Housing

New Consolidated Plan Better Supports Community Investment Decisions

Mercedes Marquez, HUD's assistant secretary for community and planning development, outlines changes to HUD's Consolidated Plan. These changes are intended to streamline the application process, making it easier to comply with requirements. In addition, the expanded data and new mapping tool will serve as resources in analyzing local need and targeting strategies to address local challenges.

The Consolidated Plan was developed by regulation in 1995 to create efficiencies for grantees by providing common planning requirements for the Community Development Block Grant (CDBG), HOME Investment Partnerships Program (HOME), Housing Opportunities for Persons with AIDS (HOPWA), and Emergency Solutions Grant (ESG) programs. In the past five years alone, Consolidated Plan grantees have received $27.6 billion and leveraged two to three times that amount.

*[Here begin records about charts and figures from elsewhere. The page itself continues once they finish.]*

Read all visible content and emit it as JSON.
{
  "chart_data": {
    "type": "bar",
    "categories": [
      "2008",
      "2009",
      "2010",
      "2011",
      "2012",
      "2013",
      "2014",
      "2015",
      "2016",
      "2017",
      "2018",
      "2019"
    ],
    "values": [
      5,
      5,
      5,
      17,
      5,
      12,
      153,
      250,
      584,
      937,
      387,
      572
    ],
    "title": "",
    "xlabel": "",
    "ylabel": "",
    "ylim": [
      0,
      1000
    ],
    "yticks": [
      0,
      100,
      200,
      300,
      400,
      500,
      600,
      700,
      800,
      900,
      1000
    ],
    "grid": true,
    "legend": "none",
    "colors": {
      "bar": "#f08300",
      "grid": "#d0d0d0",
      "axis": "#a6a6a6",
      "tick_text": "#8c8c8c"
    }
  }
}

The regulations describe a process where a multi-year strategy and subsequent funding decisions in Annual Action Plans are driven by public participation, needs assessment, and market analysis. But fully meeting the intent of these requirements has been inhibited by inadequate technology and data limitations. The eCon Planning Suite takes advantage of recent advances in technology and data to make possible the planning process described in the regulations.

What’s Changing

Until now, HUD has not been able to provide the necessary data, in an easy-to-use format, to reasonably expect communities to make data-based decisions. Data has been provided in very large files that required users to write code in order to interpret it, making it difficult for the public to access and understand. In addition, data was not provided at the census tract level. Finally, it focused mainly on affordable housing needs, leaving out other community development issues, such as economic development. These limitations constrained the grantee’s ability to produce the kind of plans envisioned in the Consolidated Plan regulation and inhibited meaningful public participation.

HUD now provides enhanced planning data that addresses all uses of grant funds, including economic development. The data comes from the census and other sources and describes housing and economic market conditions, primarily at the census tract level. Because HUD provides more data in more detail, it built a mapping tool to make that data easy to understand and manage and support needs assessments and strategic decision-making without a specialized skill set. This mapping tool is available online with no special access requirements, which will also enable the public to participate in the planning process using use the same data and mapping technology as grantees.

More, HUD has created an electronic submission template. While the 1995 regulations allow HUD to prescribe a form for the Consolidated Plan, Annual Action Plan, and Consolidated Annual Performance and Evaluation Report (CAPER), the agency has yet to do so. As a result, these documents are submitted with no standard format, making the Con Plan process inefficient, and not as transparent or useful as the regulations envision. Moreover, plans were submitted on paper, while implementation and reporting is done electronically. This has made it difficult to track progress against goals and required grantees to submit the same information both on paper and electronically. Finally, because there was no central database of Consolidated Plans, the plans were difficult for the public to access and there was no way for HUD to aggregate grantees’ goals and understand plans on a national scale.

Now, grantees will prepare their plans according to a standard electronic submission template. There are no new requirements in this template. By prescribing the standard submission template, HUD gives clear guidance on when a plan meets all requirements. In addition, the template will be pre-populated with available data, saving grantees time on data collection and shifting the focus to understanding community and market conditions described by the data. Because the template is integrated into HUD’s grant management and reporting system, Consolidated Plan goals can be connected to accomplishments already recorded in this system throughout the year, saving grantees time on year-end performance reporting. Moreover, the template is structured to result in one set of priorities and strategic goals, which will facilitate collaboration across agencies that administer Consolidated Plan funds.

As Consolidated Plans are entered into the system, HUD will be able to aggregate goals across grantees and better understand grantee success as well as where help is needed. Grantees and the public alike will be able to search this database of plans, promoting transparency and sharing of model practices.